- Posthumous portrait of Lewis by John Copley
- Born: 22 March 1735 Farringdon, London, England, Kingdom of Great Britain
- Died: 22 February 1791 (aged 55) Chislehurst, Kent, England, Kingdom Of Great Britain
- Allegiance: Kingdom of Great Britain
- Branch: British Army
- Rank: Colonel
- Conflicts: Seven Years' War Siege of Louisbourg; Battle of Havana; ; American Revolutionary War Battle of Quebec (1775); Great Siege of Gibraltar; Battle of Martinique; ;

= George Lewis (British Army officer) =

British Army Colonel

George Lewis (March 22, 1735 – February 22, 1791) was a Colonel in the British Army and commander of the Royal Artillery at the Siege of Gibraltar. He served in the several campaigns against the French and Spaniards in America, from 1757 to the end of the war in 1762, and was present at the taking Louisburgh, Quebec, Martinique, and Havannah.
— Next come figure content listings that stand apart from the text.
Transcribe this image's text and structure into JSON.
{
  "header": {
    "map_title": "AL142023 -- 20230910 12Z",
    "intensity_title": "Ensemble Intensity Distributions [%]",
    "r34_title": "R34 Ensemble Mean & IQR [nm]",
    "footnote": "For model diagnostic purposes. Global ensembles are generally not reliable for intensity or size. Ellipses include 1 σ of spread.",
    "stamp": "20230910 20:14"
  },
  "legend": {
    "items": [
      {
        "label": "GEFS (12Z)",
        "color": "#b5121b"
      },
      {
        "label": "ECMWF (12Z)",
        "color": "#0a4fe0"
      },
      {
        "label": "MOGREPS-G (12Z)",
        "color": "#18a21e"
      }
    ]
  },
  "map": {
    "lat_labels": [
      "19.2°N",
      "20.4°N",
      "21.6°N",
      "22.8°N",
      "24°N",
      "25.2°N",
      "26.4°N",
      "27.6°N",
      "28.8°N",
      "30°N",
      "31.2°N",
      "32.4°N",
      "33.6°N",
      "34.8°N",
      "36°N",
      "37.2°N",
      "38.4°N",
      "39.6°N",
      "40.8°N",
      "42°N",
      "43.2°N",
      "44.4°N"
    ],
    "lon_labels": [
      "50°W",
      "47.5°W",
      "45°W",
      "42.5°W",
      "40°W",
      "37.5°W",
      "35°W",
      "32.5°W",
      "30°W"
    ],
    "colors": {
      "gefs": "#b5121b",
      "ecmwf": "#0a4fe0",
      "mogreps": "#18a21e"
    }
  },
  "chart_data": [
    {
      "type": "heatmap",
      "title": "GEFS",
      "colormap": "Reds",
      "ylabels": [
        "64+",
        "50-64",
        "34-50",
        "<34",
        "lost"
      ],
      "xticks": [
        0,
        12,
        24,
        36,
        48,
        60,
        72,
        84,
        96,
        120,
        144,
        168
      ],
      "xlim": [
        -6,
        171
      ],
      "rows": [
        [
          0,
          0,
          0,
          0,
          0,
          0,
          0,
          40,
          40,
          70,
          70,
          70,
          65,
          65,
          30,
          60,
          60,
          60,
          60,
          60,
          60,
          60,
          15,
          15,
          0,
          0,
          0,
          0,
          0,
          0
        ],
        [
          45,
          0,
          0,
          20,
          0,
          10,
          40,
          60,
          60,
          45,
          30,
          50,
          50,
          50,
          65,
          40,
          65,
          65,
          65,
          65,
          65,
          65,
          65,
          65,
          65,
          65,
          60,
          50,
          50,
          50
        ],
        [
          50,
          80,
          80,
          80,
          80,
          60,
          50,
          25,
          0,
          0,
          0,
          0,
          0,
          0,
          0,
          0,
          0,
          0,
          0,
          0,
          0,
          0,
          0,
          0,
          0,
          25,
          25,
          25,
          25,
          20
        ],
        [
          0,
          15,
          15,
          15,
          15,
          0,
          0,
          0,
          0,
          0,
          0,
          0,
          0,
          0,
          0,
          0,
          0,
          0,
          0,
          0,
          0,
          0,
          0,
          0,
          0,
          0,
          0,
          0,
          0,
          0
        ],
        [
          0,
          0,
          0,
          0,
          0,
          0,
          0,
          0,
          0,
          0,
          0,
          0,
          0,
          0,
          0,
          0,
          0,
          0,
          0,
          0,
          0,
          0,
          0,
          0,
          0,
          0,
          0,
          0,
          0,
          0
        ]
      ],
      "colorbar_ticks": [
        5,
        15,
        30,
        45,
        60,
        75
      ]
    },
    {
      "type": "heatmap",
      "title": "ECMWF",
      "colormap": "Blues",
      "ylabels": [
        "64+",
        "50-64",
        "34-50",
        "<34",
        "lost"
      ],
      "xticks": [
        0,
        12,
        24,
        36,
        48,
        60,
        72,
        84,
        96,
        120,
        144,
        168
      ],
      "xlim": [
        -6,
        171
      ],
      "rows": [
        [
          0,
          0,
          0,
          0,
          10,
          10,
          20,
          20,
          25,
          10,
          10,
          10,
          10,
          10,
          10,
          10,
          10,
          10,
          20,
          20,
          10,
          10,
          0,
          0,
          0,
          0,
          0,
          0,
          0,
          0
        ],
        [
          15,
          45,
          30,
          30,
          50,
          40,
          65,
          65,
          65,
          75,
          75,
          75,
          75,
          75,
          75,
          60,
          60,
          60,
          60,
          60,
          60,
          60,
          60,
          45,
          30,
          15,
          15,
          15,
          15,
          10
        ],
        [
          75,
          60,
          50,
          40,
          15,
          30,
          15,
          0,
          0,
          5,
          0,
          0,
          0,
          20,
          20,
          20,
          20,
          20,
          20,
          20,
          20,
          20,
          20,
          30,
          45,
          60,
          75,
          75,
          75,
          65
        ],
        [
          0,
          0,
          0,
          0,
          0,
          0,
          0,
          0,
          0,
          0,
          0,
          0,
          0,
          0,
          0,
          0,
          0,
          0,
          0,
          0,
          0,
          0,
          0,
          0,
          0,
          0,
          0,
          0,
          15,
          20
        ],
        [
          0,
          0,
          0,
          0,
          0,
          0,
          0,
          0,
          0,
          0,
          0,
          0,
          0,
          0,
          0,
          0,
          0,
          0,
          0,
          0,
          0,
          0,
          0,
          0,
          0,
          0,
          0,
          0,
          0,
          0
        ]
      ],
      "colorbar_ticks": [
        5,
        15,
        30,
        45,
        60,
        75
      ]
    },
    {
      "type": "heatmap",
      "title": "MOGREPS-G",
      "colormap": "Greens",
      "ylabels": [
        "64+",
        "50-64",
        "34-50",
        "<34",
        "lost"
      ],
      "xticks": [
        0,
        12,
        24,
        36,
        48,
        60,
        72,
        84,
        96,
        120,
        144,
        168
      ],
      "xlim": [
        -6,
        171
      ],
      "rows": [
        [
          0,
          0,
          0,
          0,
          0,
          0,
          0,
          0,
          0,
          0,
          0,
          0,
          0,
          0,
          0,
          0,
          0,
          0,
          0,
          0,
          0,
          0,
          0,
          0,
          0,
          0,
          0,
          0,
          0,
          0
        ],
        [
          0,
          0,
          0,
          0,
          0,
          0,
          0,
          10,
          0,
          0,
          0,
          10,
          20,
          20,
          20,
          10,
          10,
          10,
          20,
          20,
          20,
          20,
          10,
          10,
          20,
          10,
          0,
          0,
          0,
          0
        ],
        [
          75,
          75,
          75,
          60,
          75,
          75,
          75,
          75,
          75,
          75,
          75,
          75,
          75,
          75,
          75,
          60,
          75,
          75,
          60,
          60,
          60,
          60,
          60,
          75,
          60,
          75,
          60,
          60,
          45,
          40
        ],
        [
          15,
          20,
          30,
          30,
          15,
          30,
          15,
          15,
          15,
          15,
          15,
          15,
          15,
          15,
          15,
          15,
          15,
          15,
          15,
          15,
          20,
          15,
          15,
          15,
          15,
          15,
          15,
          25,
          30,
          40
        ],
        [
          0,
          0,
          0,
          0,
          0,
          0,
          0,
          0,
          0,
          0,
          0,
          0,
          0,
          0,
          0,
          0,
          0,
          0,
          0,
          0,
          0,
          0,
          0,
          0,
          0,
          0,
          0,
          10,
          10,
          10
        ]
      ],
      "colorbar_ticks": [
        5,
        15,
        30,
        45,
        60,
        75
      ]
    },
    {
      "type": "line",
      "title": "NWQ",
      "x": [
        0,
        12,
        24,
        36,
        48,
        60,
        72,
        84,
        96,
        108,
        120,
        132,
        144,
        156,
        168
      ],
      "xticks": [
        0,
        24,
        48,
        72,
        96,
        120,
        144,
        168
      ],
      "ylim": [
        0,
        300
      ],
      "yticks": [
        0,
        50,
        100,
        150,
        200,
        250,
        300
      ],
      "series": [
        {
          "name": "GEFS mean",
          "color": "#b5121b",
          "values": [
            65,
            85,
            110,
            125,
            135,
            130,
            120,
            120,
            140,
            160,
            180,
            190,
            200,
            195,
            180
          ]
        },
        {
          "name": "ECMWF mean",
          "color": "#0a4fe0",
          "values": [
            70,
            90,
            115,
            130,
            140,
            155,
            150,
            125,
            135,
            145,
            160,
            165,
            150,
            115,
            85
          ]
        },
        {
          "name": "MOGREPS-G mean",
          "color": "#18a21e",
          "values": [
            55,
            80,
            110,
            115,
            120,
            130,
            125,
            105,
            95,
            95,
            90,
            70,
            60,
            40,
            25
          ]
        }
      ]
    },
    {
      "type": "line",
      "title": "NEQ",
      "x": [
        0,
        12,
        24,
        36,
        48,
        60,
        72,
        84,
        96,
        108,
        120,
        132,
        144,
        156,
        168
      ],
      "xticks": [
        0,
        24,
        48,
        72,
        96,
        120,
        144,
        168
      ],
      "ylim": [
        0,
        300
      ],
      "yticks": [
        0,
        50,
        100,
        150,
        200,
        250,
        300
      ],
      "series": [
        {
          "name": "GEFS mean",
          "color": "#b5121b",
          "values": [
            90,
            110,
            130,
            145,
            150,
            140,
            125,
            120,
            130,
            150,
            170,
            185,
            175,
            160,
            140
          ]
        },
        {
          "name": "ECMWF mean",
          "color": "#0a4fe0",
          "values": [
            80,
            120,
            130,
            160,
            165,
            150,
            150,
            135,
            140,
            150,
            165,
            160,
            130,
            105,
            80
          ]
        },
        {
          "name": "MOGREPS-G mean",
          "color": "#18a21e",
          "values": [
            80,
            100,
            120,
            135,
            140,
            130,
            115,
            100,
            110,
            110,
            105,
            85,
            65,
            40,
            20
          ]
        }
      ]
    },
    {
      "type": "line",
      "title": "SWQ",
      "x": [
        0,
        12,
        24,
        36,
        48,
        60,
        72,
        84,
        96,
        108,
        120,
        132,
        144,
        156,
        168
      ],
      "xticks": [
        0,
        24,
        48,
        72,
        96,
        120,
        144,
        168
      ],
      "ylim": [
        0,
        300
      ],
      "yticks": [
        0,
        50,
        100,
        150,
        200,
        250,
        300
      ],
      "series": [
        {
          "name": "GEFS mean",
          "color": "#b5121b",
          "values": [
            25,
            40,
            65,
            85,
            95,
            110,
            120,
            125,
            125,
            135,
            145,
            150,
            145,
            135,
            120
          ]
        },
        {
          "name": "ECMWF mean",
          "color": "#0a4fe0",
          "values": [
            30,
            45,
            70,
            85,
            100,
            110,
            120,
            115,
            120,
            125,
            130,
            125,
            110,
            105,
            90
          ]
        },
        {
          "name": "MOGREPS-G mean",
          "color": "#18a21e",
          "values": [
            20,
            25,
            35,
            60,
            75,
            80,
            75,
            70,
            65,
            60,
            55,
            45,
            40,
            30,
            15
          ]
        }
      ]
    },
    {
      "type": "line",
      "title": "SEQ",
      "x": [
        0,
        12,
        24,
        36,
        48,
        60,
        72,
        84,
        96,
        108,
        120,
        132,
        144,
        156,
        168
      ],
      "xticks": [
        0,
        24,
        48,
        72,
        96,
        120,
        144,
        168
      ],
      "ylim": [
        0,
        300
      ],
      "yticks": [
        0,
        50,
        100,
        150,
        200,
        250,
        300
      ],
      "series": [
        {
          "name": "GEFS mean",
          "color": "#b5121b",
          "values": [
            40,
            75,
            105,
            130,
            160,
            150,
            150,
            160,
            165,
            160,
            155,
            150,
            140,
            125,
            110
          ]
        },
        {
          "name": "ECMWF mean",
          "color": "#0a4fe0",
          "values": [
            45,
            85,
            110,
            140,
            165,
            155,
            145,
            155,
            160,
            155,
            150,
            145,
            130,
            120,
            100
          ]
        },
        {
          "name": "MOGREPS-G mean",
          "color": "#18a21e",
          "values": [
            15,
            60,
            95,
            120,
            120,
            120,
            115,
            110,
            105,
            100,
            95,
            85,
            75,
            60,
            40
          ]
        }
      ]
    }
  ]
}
He is most famously known for the events that took place on 13 September 1782, at the Siege of Gibraltar, when the artillery under his direction set fire to and destroyed all the floating batteries of the combined forces of France and Spain. For this he was awarded a mark of Royal favour by King George III. He was also a sitter in The Siege and Relief of Gibraltar by John Singleton Copley.

==Personal life==
Lewis was born in Farringdon, Berkshire to Joshua and Elizabeth Lewis on 22 March 1735 and had one sister. He married Mary Russel on 3 May 1764 and had eight children.

==Military service==
Lewis fought in many battles including the Battle of Havana and the Siege of Louisbourg. He also commanded a company of the 2nd Battalion, Royal Artillery, during the defense of Gibraltar from 1779 to 1783.